話が横道に逸れましたが、温泉と地震の関係が表裏一体であるように風呂、清潔に身を保とうとする習慣と疫病の流行も長い歴史の中で深く関わりあって今に繋がっているのです。
コロナも縁!
「関わる」「繋がる」ということは別の言い方をすると「ご縁」です。コロナとの縁に「ご」はつけたくありませんが、私たちがそれぞれにコロナ禍に直面しているのも「縁」です。縁は人と人との出会いだけを指すわけではありません。生まれた場所や時間なども縁の一種です。そのことに文句を言っても変えることはできません。今は世界規模で皆、好まないご縁を結ばされてしまっていますが、ご縁を結んだ以上は受け入れて何とかしなければなりません。
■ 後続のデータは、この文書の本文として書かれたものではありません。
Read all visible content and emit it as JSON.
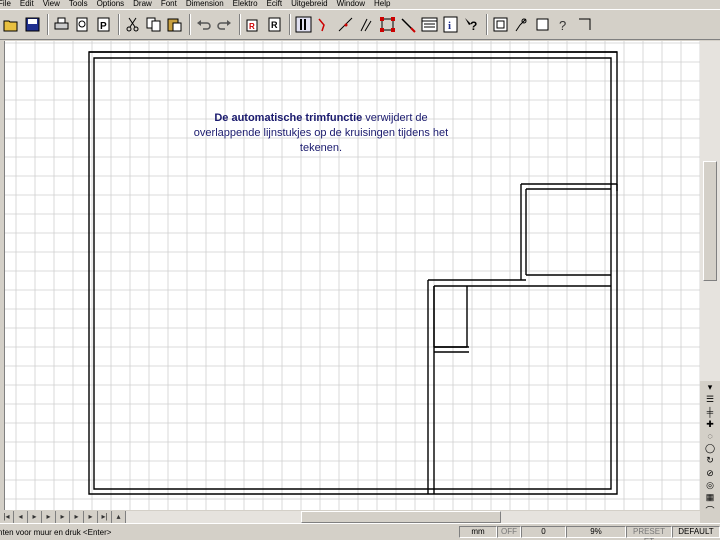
{
  "menu": {
    "items": [
      "File",
      "Edit",
      "View",
      "Tools",
      "Options",
      "Draw",
      "Font",
      "Dimension",
      "Elektro",
      "Ecift",
      "Uitgebreid",
      "Window",
      "Help"
    ]
  },
  "toolbar": {
    "buttons": [
      "open-icon",
      "save-icon",
      "print-icon",
      "print-preview-icon",
      "properties-icon",
      "cut-icon",
      "copy-icon",
      "paste-icon",
      "undo-icon",
      "redo-icon",
      "insert-block-icon",
      "reference-icon",
      "parallel-lines-icon",
      "angle-icon",
      "line-icon",
      "multi-line-icon",
      "select-points-icon",
      "trim-icon",
      "layers-icon",
      "info-icon",
      "whats-this-icon",
      "zoom-window-icon",
      "zoom-icon",
      "rectangle-icon",
      "help-icon",
      "snap-icon"
    ]
  },
  "canvas": {
    "annotation_bold": "De automatische trimfunctie",
    "annotation_rest": " verwijdert de overlappende lijnstukjes op de kruisingen tijdens het tekenen."
  },
  "statusbar": {
    "prompt": "nten voor muur en druk <Enter>",
    "units": "mm",
    "ortho": "OFF",
    "angle": "0",
    "zoom": "9%",
    "preset": "PRESET ET",
    "layer": "DEFAULT"
  },
  "colors": {
    "annotation_text": "#1a1a6e",
    "grid": "#cfcfcf",
    "wall": "#000000"
  }
}
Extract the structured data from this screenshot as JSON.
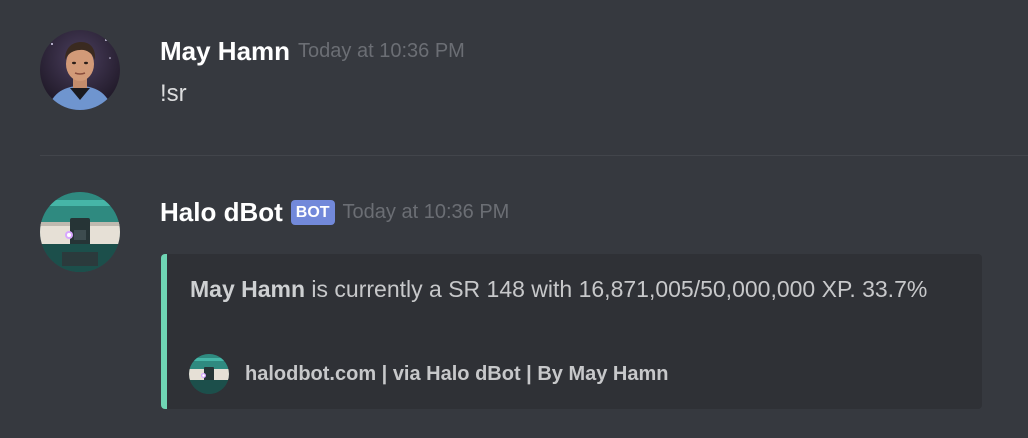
{
  "messages": [
    {
      "author": "May Hamn",
      "timestamp": "Today at 10:36 PM",
      "text": "!sr",
      "avatar_icon": "user-portrait-avatar"
    },
    {
      "author": "Halo dBot",
      "badge": "BOT",
      "timestamp": "Today at 10:36 PM",
      "avatar_icon": "halo-helmet-avatar",
      "embed": {
        "accent_color": "#6fd5b4",
        "description_mention": "May Hamn",
        "description_rest": " is currently a SR 148 with 16,871,005/50,000,000 XP. 33.7%",
        "footer_text": "halodbot.com | via Halo dBot | By May Hamn",
        "footer_icon": "halo-helmet-icon"
      }
    }
  ],
  "colors": {
    "background": "#36393f",
    "embed_background": "#2f3136",
    "bot_badge": "#7289da",
    "username": "#ffffff",
    "timestamp": "#6b6e74"
  }
}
縁は結果を生み、その結果は次の結果につながる原因になります。ですから我々がいただいてしまった悪い縁も何か次に良いことが生まれる原因にしていかなければなりません。次世代にとって何らかの教訓を残すことも大切ですし、この経験で知らされた社会の脆さを自分たちの時代のうちに直すことも必要でしょう。
仏さまの眼
私たちの目はどうしても、自分の痛いところ怖いところにばかりにいきがちです。自己中心的というか…。一方で仏さまはとても広く世間を見渡します。宇宙、地球、自然界、世界、社会、人々、そして自分、その心の奥深くまでもです。
なぜなら世界は人間だけでなく動物や木々などの自然界、そして宇宙全体のバランスの上に成り立っているからです。ばい菌やウイルスもその中に含まれています。すべてが地球にとっては欠かせない構成要素なのです。疫病の流行のような事象に相対したときも人間だけを見ていたらその真理を見出すことはできません。それぞれがそれぞれに関わり合っているのですから。
私たちはこのお寺、日蓮聖人、法華経を通じて一直線に仏さまと深く結ばれています。だからこそ自分の目の中にも「仏さまのような眼」を持とう、持ちたいと願う心を養いたいものです。以前お話しした寺田寅彦がいった「正しく恐がる」ということにも通じるように思います。
ご静聴ありがとうございました。